Secondary Tethering and Urodynamic Findings after Prenatal Closure for Myelomeningocele
Duncan R. Morhardt, MD,PhD, Shahram Khoshbin, MD, Benjamin Warf, MD, Mohammad Alkhawaldeh, PhD, Caleb Nelson, MD, MPH, Carlos Estrada, Jr., MD, MBA, Stuart B. Bauer, MD.
Boston Childrens Hospital, Boston, MA, USA.
Background: Prenatal closure of spina bifida (SB) has been closely examined in the prospective MOMS trial. While results were encouraging for motor and neurosurgical outcomes, lower urinary tract (LUT) function has not shown significant improvement. Lack of standardization of urodynamic (UDS) assessment for SB patients across participating institutions meant that few parameters could be reliably reported on from all centers. A review of prenatally closed patients with postnatal management at a single institution with well-reported and standardized UDS practices may provide insight into any postnatal functional improvements after prenatal repair.
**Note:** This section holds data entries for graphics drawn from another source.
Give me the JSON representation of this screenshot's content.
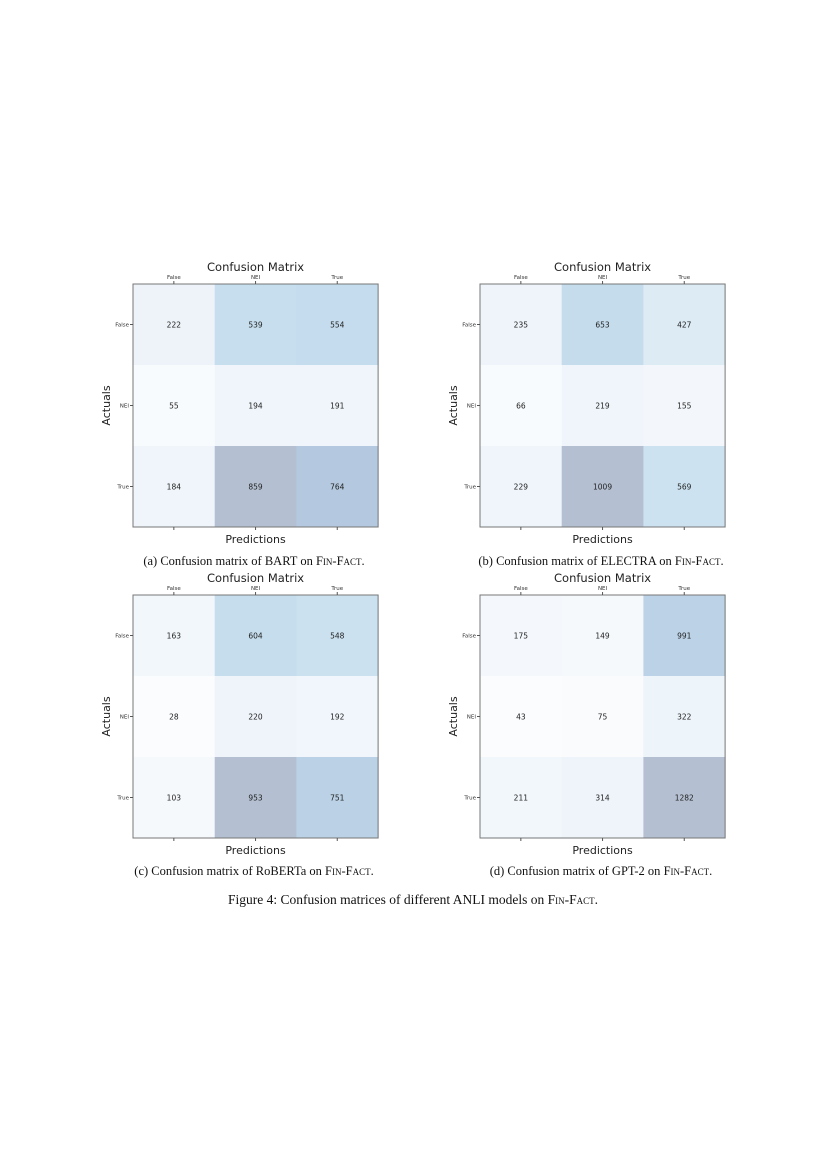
{
  "figure_caption": {
    "prefix": "Figure 4: Confusion matrices of different ANLI models on ",
    "dataset": "Fin-Fact",
    "suffix": "."
  },
  "colormap": "Blues (alpha 0.3)",
  "chart_data": [
    {
      "type": "heatmap",
      "title": "Confusion Matrix",
      "xlabel": "Predictions",
      "ylabel": "Actuals",
      "x_categories": [
        "False",
        "NEI",
        "True"
      ],
      "y_categories": [
        "False",
        "NEI",
        "True"
      ],
      "values": [
        [
          222,
          539,
          554
        ],
        [
          55,
          194,
          191
        ],
        [
          184,
          859,
          764
        ]
      ],
      "caption": {
        "prefix": "(a) Confusion matrix of BART on ",
        "dataset": "Fin-Fact",
        "suffix": "."
      }
    },
    {
      "type": "heatmap",
      "title": "Confusion Matrix",
      "xlabel": "Predictions",
      "ylabel": "Actuals",
      "x_categories": [
        "False",
        "NEI",
        "True"
      ],
      "y_categories": [
        "False",
        "NEI",
        "True"
      ],
      "values": [
        [
          235,
          653,
          427
        ],
        [
          66,
          219,
          155
        ],
        [
          229,
          1009,
          569
        ]
      ],
      "caption": {
        "prefix": "(b) Confusion matrix of ELECTRA on ",
        "dataset": "Fin-Fact",
        "suffix": "."
      }
    },
    {
      "type": "heatmap",
      "title": "Confusion Matrix",
      "xlabel": "Predictions",
      "ylabel": "Actuals",
      "x_categories": [
        "False",
        "NEI",
        "True"
      ],
      "y_categories": [
        "False",
        "NEI",
        "True"
      ],
      "values": [
        [
          163,
          604,
          548
        ],
        [
          28,
          220,
          192
        ],
        [
          103,
          953,
          751
        ]
      ],
      "caption": {
        "prefix": "(c) Confusion matrix of RoBERTa on ",
        "dataset": "Fin-Fact",
        "suffix": "."
      }
    },
    {
      "type": "heatmap",
      "title": "Confusion Matrix",
      "xlabel": "Predictions",
      "ylabel": "Actuals",
      "x_categories": [
        "False",
        "NEI",
        "True"
      ],
      "y_categories": [
        "False",
        "NEI",
        "True"
      ],
      "values": [
        [
          175,
          149,
          991
        ],
        [
          43,
          75,
          322
        ],
        [
          211,
          314,
          1282
        ]
      ],
      "caption": {
        "prefix": "(d) Confusion matrix of GPT-2 on ",
        "dataset": "Fin-Fact",
        "suffix": "."
      }
    }
  ]
}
This study examined early UDS findings with respect to secondary untethering surgery in patients who had undergone prenatal closure of myelomeningocele.
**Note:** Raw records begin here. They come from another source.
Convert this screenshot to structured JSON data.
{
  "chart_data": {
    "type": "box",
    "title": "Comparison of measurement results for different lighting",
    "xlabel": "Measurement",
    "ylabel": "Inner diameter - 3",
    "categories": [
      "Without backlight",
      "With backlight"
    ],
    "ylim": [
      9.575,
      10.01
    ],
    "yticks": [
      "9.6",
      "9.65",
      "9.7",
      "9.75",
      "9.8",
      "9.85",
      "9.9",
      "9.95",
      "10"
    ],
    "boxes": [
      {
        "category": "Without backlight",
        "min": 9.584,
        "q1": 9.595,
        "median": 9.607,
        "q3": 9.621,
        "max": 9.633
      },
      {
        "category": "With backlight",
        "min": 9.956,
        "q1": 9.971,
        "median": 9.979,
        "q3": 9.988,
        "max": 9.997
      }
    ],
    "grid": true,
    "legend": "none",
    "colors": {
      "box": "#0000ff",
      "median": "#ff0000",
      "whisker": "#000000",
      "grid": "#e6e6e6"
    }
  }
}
Methods: Using our SB patient registry we identified patients who underwent prenatal closure and presented to our SB clinic between 1999 - 2017. A retrospective review was performed to determine secondary spinal cord tethering and associated UDS findings. Inclusion criteria included a history of prenatal myelomeningocele closure, UDS at our center, and at least one follow-up visit. UDS was performed supine, employing urethral and rectal balloon catheters. A concentric needle electrode measured external urethral sphincter function (EMG). Sacral spinal reflexes were determined by a neurologist.
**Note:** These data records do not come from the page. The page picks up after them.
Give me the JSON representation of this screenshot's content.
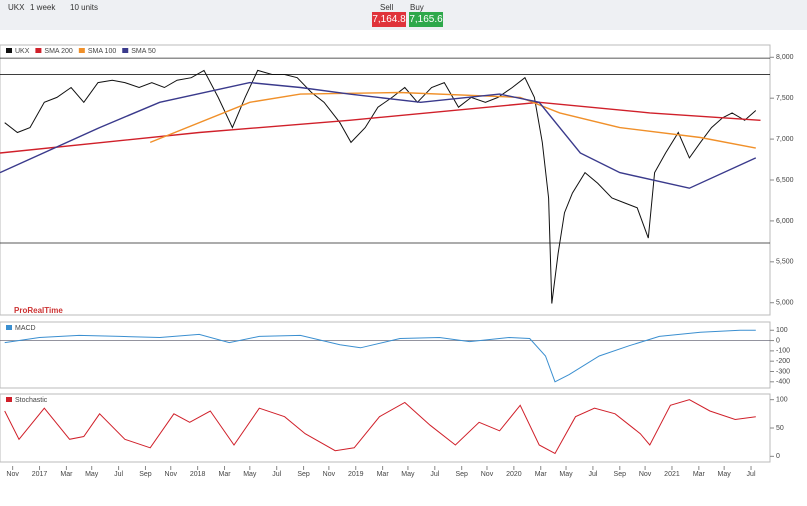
{
  "header": {
    "symbol": "UKX",
    "timeframe": "1 week",
    "units": "10 units",
    "sell_label": "Sell",
    "buy_label": "Buy",
    "sell_price": "7,164.8",
    "buy_price": "7,165.6",
    "logo": "ProRealTime"
  },
  "chart_data": [
    {
      "type": "line",
      "xlim": [
        2016.75,
        2021.62
      ],
      "ylim": [
        4850,
        8150
      ],
      "yticks": [
        {
          "value": 5000,
          "label": "5,000"
        },
        {
          "value": 5500,
          "label": "5,500"
        },
        {
          "value": 6000,
          "label": "6,000"
        },
        {
          "value": 6500,
          "label": "6,500"
        },
        {
          "value": 7000,
          "label": "7,000"
        },
        {
          "value": 7500,
          "label": "7,500"
        },
        {
          "value": 8000,
          "label": "8,000"
        }
      ],
      "xticks": [
        {
          "value": 2016.83,
          "label": "Nov"
        },
        2017,
        {
          "value": 2017.17,
          "label": "Mar"
        },
        {
          "value": 2017.33,
          "label": "May"
        },
        {
          "value": 2017.5,
          "label": "Jul"
        },
        {
          "value": 2017.67,
          "label": "Sep"
        },
        {
          "value": 2017.83,
          "label": "Nov"
        },
        2018,
        {
          "value": 2018.17,
          "label": "Mar"
        },
        {
          "value": 2018.33,
          "label": "May"
        },
        {
          "value": 2018.5,
          "label": "Jul"
        },
        {
          "value": 2018.67,
          "label": "Sep"
        },
        {
          "value": 2018.83,
          "label": "Nov"
        },
        2019,
        {
          "value": 2019.17,
          "label": "Mar"
        },
        {
          "value": 2019.33,
          "label": "May"
        },
        {
          "value": 2019.5,
          "label": "Jul"
        },
        {
          "value": 2019.67,
          "label": "Sep"
        },
        {
          "value": 2019.83,
          "label": "Nov"
        },
        2020,
        {
          "value": 2020.17,
          "label": "Mar"
        },
        {
          "value": 2020.33,
          "label": "May"
        },
        {
          "value": 2020.5,
          "label": "Jul"
        },
        {
          "value": 2020.67,
          "label": "Sep"
        },
        {
          "value": 2020.83,
          "label": "Nov"
        },
        2021,
        {
          "value": 2021.17,
          "label": "Mar"
        },
        {
          "value": 2021.33,
          "label": "May"
        },
        {
          "value": 2021.5,
          "label": "Jul"
        }
      ],
      "hlines": [
        7990,
        7790,
        5730
      ],
      "series": [
        {
          "name": "UKX",
          "color": "#111111",
          "x": [
            2016.78,
            2016.86,
            2016.94,
            2017.03,
            2017.11,
            2017.2,
            2017.28,
            2017.37,
            2017.46,
            2017.54,
            2017.63,
            2017.71,
            2017.79,
            2017.87,
            2017.96,
            2018.04,
            2018.13,
            2018.22,
            2018.3,
            2018.38,
            2018.47,
            2018.55,
            2018.63,
            2018.72,
            2018.8,
            2018.9,
            2018.97,
            2019.06,
            2019.14,
            2019.23,
            2019.31,
            2019.39,
            2019.48,
            2019.56,
            2019.65,
            2019.73,
            2019.82,
            2019.9,
            2019.99,
            2020.07,
            2020.13,
            2020.18,
            2020.22,
            2020.24,
            2020.28,
            2020.32,
            2020.37,
            2020.45,
            2020.53,
            2020.62,
            2020.7,
            2020.78,
            2020.85,
            2020.89,
            2020.96,
            2021.04,
            2021.11,
            2021.18,
            2021.25,
            2021.32,
            2021.38,
            2021.46,
            2021.53
          ],
          "values": [
            7200,
            7080,
            7140,
            7450,
            7510,
            7630,
            7450,
            7690,
            7720,
            7690,
            7630,
            7690,
            7630,
            7720,
            7750,
            7840,
            7510,
            7140,
            7510,
            7840,
            7790,
            7790,
            7750,
            7570,
            7450,
            7200,
            6960,
            7140,
            7390,
            7510,
            7630,
            7450,
            7630,
            7690,
            7390,
            7510,
            7450,
            7510,
            7630,
            7750,
            7510,
            6960,
            6280,
            4990,
            5600,
            6100,
            6340,
            6590,
            6460,
            6280,
            6220,
            6160,
            5790,
            6590,
            6830,
            7080,
            6770,
            6960,
            7140,
            7260,
            7320,
            7230,
            7350
          ]
        },
        {
          "name": "SMA 200",
          "color": "#d0202a",
          "x": [
            2016.75,
            2018.01,
            2018.96,
            2020.16,
            2020.86,
            2021.56
          ],
          "values": [
            6830,
            7080,
            7230,
            7450,
            7320,
            7230
          ]
        },
        {
          "name": "SMA 100",
          "color": "#f0902a",
          "x": [
            2017.7,
            2018.33,
            2018.65,
            2019.28,
            2020.04,
            2020.29,
            2020.67,
            2021.18,
            2021.53
          ],
          "values": [
            6960,
            7450,
            7550,
            7570,
            7510,
            7320,
            7140,
            7020,
            6890
          ]
        },
        {
          "name": "SMA 50",
          "color": "#3a3a8c",
          "x": [
            2016.75,
            2017.38,
            2017.76,
            2018.33,
            2018.65,
            2018.96,
            2019.41,
            2019.91,
            2020.16,
            2020.42,
            2020.67,
            2021.11,
            2021.53
          ],
          "values": [
            6590,
            7140,
            7450,
            7690,
            7630,
            7550,
            7450,
            7550,
            7450,
            6830,
            6590,
            6400,
            6770
          ]
        }
      ]
    },
    {
      "type": "line",
      "ylim": [
        -460,
        180
      ],
      "yticks": [
        100,
        0,
        -100,
        -200,
        -300,
        -400
      ],
      "series": [
        {
          "name": "MACD",
          "color": "#3b8fd0",
          "x": [
            2016.78,
            2017.0,
            2017.25,
            2017.51,
            2017.76,
            2018.01,
            2018.2,
            2018.39,
            2018.65,
            2018.9,
            2019.03,
            2019.28,
            2019.53,
            2019.72,
            2019.97,
            2020.1,
            2020.2,
            2020.26,
            2020.35,
            2020.54,
            2020.73,
            2020.92,
            2021.18,
            2021.43,
            2021.53
          ],
          "values": [
            -20,
            30,
            50,
            40,
            30,
            60,
            -20,
            40,
            50,
            -40,
            -70,
            20,
            30,
            -10,
            30,
            20,
            -150,
            -400,
            -330,
            -150,
            -50,
            40,
            80,
            100,
            100
          ]
        }
      ]
    },
    {
      "type": "line",
      "ylim": [
        -10,
        110
      ],
      "yticks": [
        0,
        50,
        100
      ],
      "series": [
        {
          "name": "Stochastic",
          "color": "#d0202a",
          "x": [
            2016.78,
            2016.87,
            2017.03,
            2017.19,
            2017.28,
            2017.38,
            2017.54,
            2017.7,
            2017.85,
            2017.95,
            2018.08,
            2018.23,
            2018.39,
            2018.55,
            2018.68,
            2018.87,
            2018.99,
            2019.15,
            2019.31,
            2019.47,
            2019.63,
            2019.78,
            2019.91,
            2020.04,
            2020.16,
            2020.26,
            2020.39,
            2020.51,
            2020.64,
            2020.8,
            2020.86,
            2020.99,
            2021.11,
            2021.24,
            2021.4,
            2021.53
          ],
          "values": [
            80,
            30,
            85,
            30,
            35,
            75,
            30,
            15,
            75,
            60,
            80,
            20,
            85,
            70,
            40,
            10,
            15,
            70,
            95,
            55,
            20,
            60,
            45,
            90,
            20,
            5,
            70,
            85,
            75,
            40,
            20,
            90,
            100,
            80,
            65,
            70
          ]
        }
      ]
    }
  ]
}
Results: Eighteen children met the inclusion criteria. Median age of initial UDS was 1.65 years (0.2-5.3 years). Patients were followed for a median of 6 years (1-18 years). Sixty-two percent (10/18) were male. The bladders were deemed normal in six (33%) patients, whereas 12 (67%) exhibited detrusor overactivity, eight of whom (67%) also had poor compliance. Sphincter EMG demonstrated normal motor unit potentials in 15 (84%), abnormal units in two (11%) and absent motor unit activity in one (5%). Sacral spinal reflexes were present in 15, 14 of whom had normal baseline EMG activity. Detrusor sphincter dyssynergy was observed in 13 (72%) with four having synergic voiding and one with no activity due to complete sphincter denervation. At initial UDS, eight (44%) were voiding while ten required clean intermittent catheterization (CIC) to empty. Over time, all but one child required CIC and medication to manage their bladder dysfunction. Nine children required secondary spinal surgery (6/10 initially requiring CIC versus 3/8 who were initially voiding, p =0.34). A ventriculoperitoneal shunt was required in one. The high incidence (50%) of progressive tethering requiring secondary spinal surgery, regardless of early UDS findings or type of treatment undertaken, was surprising.
Conclusions: A high proportion of infants who undergo prenatal repair of spina bifida will demonstrate significant urodynamic abnormalities during infancy and many of these will also require secondary spinal surgery to correct cord tethering. This suggests that, despite the apparent neurological benefits of prenatal closure, LUT function often worsens in early childhood. Long term vigilance in these children is mandatory irrespective of early UDS findings.